Duke University announced a change in its response to COVID-19. "We have made the very difficult decision to decrease the on-campus residential population by about 30 percent to ensure that we can provide care, support, and a safe and healthy environment for our students, faculty, and staff. To achieve the necessary reduced density, Duke campus housing for the Fall 2020 semester will now be limited to first-year students, sophomores, and those students who have specific needs for campus housing because of their personal or academic situations," said a message from Vincent E. Price, the president.

"This change in plans is deeply disappointing for all of us. The connections we make and the ideas we create when we are together in classrooms, commons rooms, and across campus are what make Duke such an extraordinary place, and it will be difficult to have those experiences so significantly curtailed and constrained this fall," he added.


Rutgers University stopped all in-person football team activities and quarantined the entire football program after six additional positive tests for COVID-19 were announced Saturday, ESPN reported.

The football program has had 10 total positive tests since returning to campus June 15.

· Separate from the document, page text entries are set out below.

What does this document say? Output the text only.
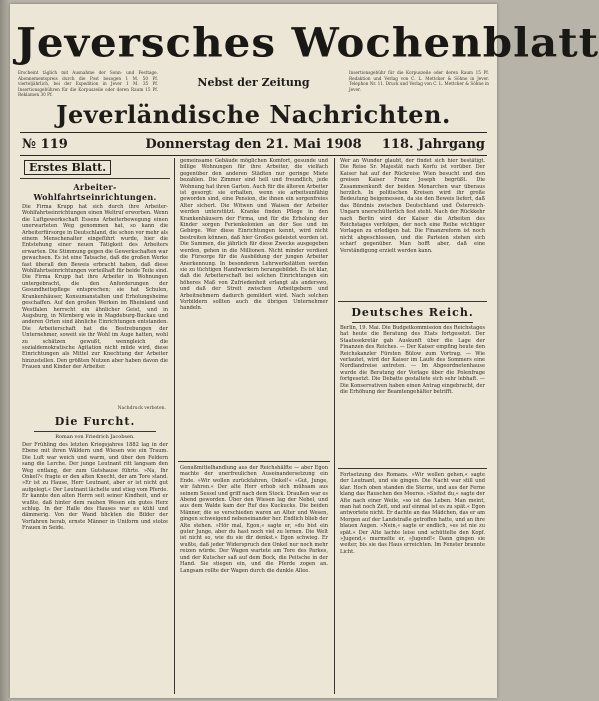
Jeversches Wochenblatt
Erscheint täglich mit Ausnahme der Sonn- und Festtage. Abonnementspreis durch die Post bezogen 1 M. 50 Pf. vierteljährlich, bei der Expedition in Jever 1 M. 35 Pf. Insertionsgebühren für die Korpuszeile oder deren Raum 15 Pf. Reklamen 30 Pf.
Nebst der Zeitung
Insertionsgebühr für die Korpuszeile oder deren Raum 15 Pf. Redaktion und Verlag von C. L. Mettcker & Söhne in Jever. Telephon Nr. 11. Druck und Verlag von C. L. Mettcker & Söhne in Jever.
Jeverländische Nachrichten.
№ 119	Donnerstag den 21. Mai 1908	118. Jahrgang
Erstes Blatt.
Arbeiter-Wohlfahrtseinrichtungen.
Die Firma Krupp hat sich durch ihre Arbeiter-Wohlfahrtseinrichtungen einen Weltruf erworben. Wenn die Luftgewerkschaft Essens Arbeiterbewegung einen unerwarteten Weg genommen hat, so kann die Arbeiterfürsorge in Deutschland, die schon vor mehr als einem Menschenalter eingeführt wurde, hier die Entstehung einer neuen Tätigkeit des Arbeiters erwarten. Die Stimmung gegen die Gewerkschaften war gewachsen. Es ist eine Tatsache, daß die großen Werke fast überall den Beweis erbracht haben, daß diese Wohlfahrtseinrichtungen vorteilhaft für beide Teile sind. Die Firma Krupp hat ihre Arbeiter in Wohnungen untergebracht, die den Anforderungen der Gesundheitspflege entsprechen; sie hat Schulen, Krankenhäuser, Konsumanstalten und Erholungsheime geschaffen. Auf den großen Werken im Rheinland und Westfalen herrscht ein ähnlicher Geist, und in Augsburg, in Nürnberg wie in Magdeburg-Buckau und anderen Orten sind ähnliche Einrichtungen entstanden. Die Arbeiterschaft hat die Bestrebungen der Unternehmer, soweit sie ihr Wohl im Auge hatten, wohl zu schätzen gewußt, wenngleich die sozialdemokratische Agitation nicht müde wird, diese Einrichtungen als Mittel zur Knechtung der Arbeiter hinzustellen. Den größten Nutzen aber haben davon die Frauen und Kinder der Arbeiter.
Nachdruck verboten.
Die Furcht.
Roman von Friedrich Jacobsen.
Der Frühling des letzten Kriegsjahres 1882 lag in der Ebene mit ihren Wäldern und Wiesen wie ein Traum. Die Luft war weich und warm, und über den Feldern sang die Lerche. Der junge Leutnant ritt langsam den Weg entlang, der zum Gutshause führte. »Na, Ihr Onkel?« fragte er den alten Knecht, der am Tore stand. »Er ist zu Hause, Herr Leutnant, aber er ist nicht gut aufgelegt.« Der Leutnant lächelte und stieg vom Pferde. Er kannte den alten Herrn seit seiner Kindheit, und er wußte, daß hinter dem rauhen Wesen ein gutes Herz schlug. In der Halle des Hauses war es kühl und dämmerig. Von der Wand blickten die Bilder der Vorfahren herab, ernste Männer in Uniform und stolze Frauen in Seide.
gemeinsame Gebäude möglichen Komfort, gesunde und billige Wohnungen für ihre Arbeiter, die vielfach gegenüber den anderen Städten nur geringe Miete bezahlen. Die Zimmer sind hell und freundlich, jede Wohnung hat ihren Garten. Auch für die älteren Arbeiter ist gesorgt: sie erhalten, wenn sie arbeitsunfähig geworden sind, eine Pension, die ihnen ein sorgenfreies Alter sichert. Die Witwen und Waisen der Arbeiter werden unterstützt. Kranke finden Pflege in den Krankenhäusern der Firma, und für die Erholung der Kinder sorgen Ferienkolonien an der See und im Gebirge. Wer diese Einrichtungen kennt, wird nicht bestreiten können, daß hier Großes geleistet worden ist. Die Summen, die jährlich für diese Zwecke ausgegeben werden, gehen in die Millionen. Nicht minder verdient die Fürsorge für die Ausbildung der jungen Arbeiter Anerkennung. In besonderen Lehrwerkstätten werden sie zu tüchtigen Handwerkern herangebildet. Es ist klar, daß die Arbeiterschaft bei solchen Einrichtungen ein höheres Maß von Zufriedenheit erlangt als anderswo, und daß der Streit zwischen Arbeitgebern und Arbeitnehmern dadurch gemildert wird. Nach solchen Vorbildern sollten auch die übrigen Unternehmer handeln.
Genußmittelhandlung aus der Reichshälfte — aber Egon machte der unerfreulichen Auseinandersetzung ein Ende. »Wir wollen zurückfahren, Onkel!« »Gut, Junge, wir fahren.« Der alte Herr erhob sich mühsam aus seinem Sessel und griff nach dem Stock. Draußen war es Abend geworden. Über den Wiesen lag der Nebel, und aus dem Walde kam der Ruf des Kuckucks. Die beiden Männer, die so verschieden waren an Alter und Wesen, gingen schweigend nebeneinander her. Endlich blieb der Alte stehen. »Hör mal, Egon,« sagte er, »du bist ein guter Junge, aber du hast noch viel zu lernen. Die Welt ist nicht so, wie du sie dir denkst.« Egon schwieg. Er wußte, daß jeder Widerspruch den Onkel nur noch mehr reizen würde. Der Wagen wartete am Tore des Parkes, und der Kutscher saß auf dem Bock, die Peitsche in der Hand. Sie stiegen ein, und die Pferde zogen an. Langsam rollte der Wagen durch die dunkle Allee.
Wer an Wunder glaubt, der findet sich hier bestätigt. Die Reise Sr. Majestät nach Korfu ist vorüber. Der Kaiser hat auf der Rückreise Wien besucht und den greisen Kaiser Franz Joseph begrüßt. Die Zusammenkunft der beiden Monarchen war überaus herzlich. In politischen Kreisen wird ihr große Bedeutung beigemessen, da sie den Beweis liefert, daß das Bündnis zwischen Deutschland und Österreich-Ungarn unerschütterlich fest steht. Nach der Rückkehr nach Berlin wird der Kaiser die Arbeiten des Reichstages verfolgen, der noch eine Reihe wichtiger Vorlagen zu erledigen hat. Die Finanzreform ist noch nicht abgeschlossen, und die Parteien stehen sich scharf gegenüber. Man hofft aber, daß eine Verständigung erzielt werden kann.
Deutsches Reich.
Berlin, 19. Mai. Die Budgetkommission des Reichstages hat heute die Beratung des Etats fortgesetzt. Der Staatssekretär gab Auskunft über die Lage der Finanzen des Reiches. — Der Kaiser empfing heute den Reichskanzler Fürsten Bülow zum Vortrag. — Wie verlautet, wird der Kaiser im Laufe des Sommers eine Nordlandreise antreten. — Im Abgeordnetenhause wurde die Beratung der Vorlage über die Polenfrage fortgesetzt. Die Debatte gestaltete sich sehr lebhaft. — Die Konservativen haben einen Antrag eingebracht, der die Erhöhung der Beamtengehälter betrifft.
Fortsetzung des Romans. »Wir wollen gehen,« sagte der Leutnant, und sie gingen. Die Nacht war still und klar. Hoch oben standen die Sterne, und aus der Ferne klang das Rauschen des Meeres. »Siehst du,« sagte der Alte nach einer Weile, »so ist das Leben. Man meint, man hat noch Zeit, und auf einmal ist es zu spät.« Egon antwortete nicht. Er dachte an das Mädchen, das er am Morgen auf der Landstraße getroffen hatte, und an ihre blauen Augen. »Nein,« sagte er endlich, »es ist nie zu spät.« Der Alte lachte leise und schüttelte den Kopf. »Jugend,« murmelte er, »Jugend!« Dann gingen sie weiter, bis sie das Haus erreichten. Im Fenster brannte Licht.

Washington State University is one of the latest institutions to announce its undergraduate fall semester will be fully remote, with limited exceptions, at all five campuses. Students may be able to live on campus if they have demonstrated financial need, cannot learn safely at home or meet other requirements.


Cornell University, which is planning to bring all students back to campus, has said it will be limiting the number of items undergraduate students can bring to move in to residence halls. Students will be limited to the equivalent of two large suitcases and a backpack, and no parents or guests will be permitted to help with student move-in. Students living on campus will be tested upon arrival and given boxed meals and a quarantine location, such as a local hotel, to stay in until results come back and they are permitted to move into residences. Students arriving from several other states may be required by New York State law to self-quarantine for 14 days upon entry.


Bowdoin College in Maine, which is planning to bring 40 percent of students to campus, will issue iPad Pro tablets to every student in the coming weeks. The tablets will come with a keyboard, track pad and Apple Pencil. The university will cover cellular data connectivity for students who will be studying at home (nearly all sophomores, juniors and seniors) and lack reliable internet. Students will be encouraged to return the devices upon graduation but will be able to keep them for $1 if they express need.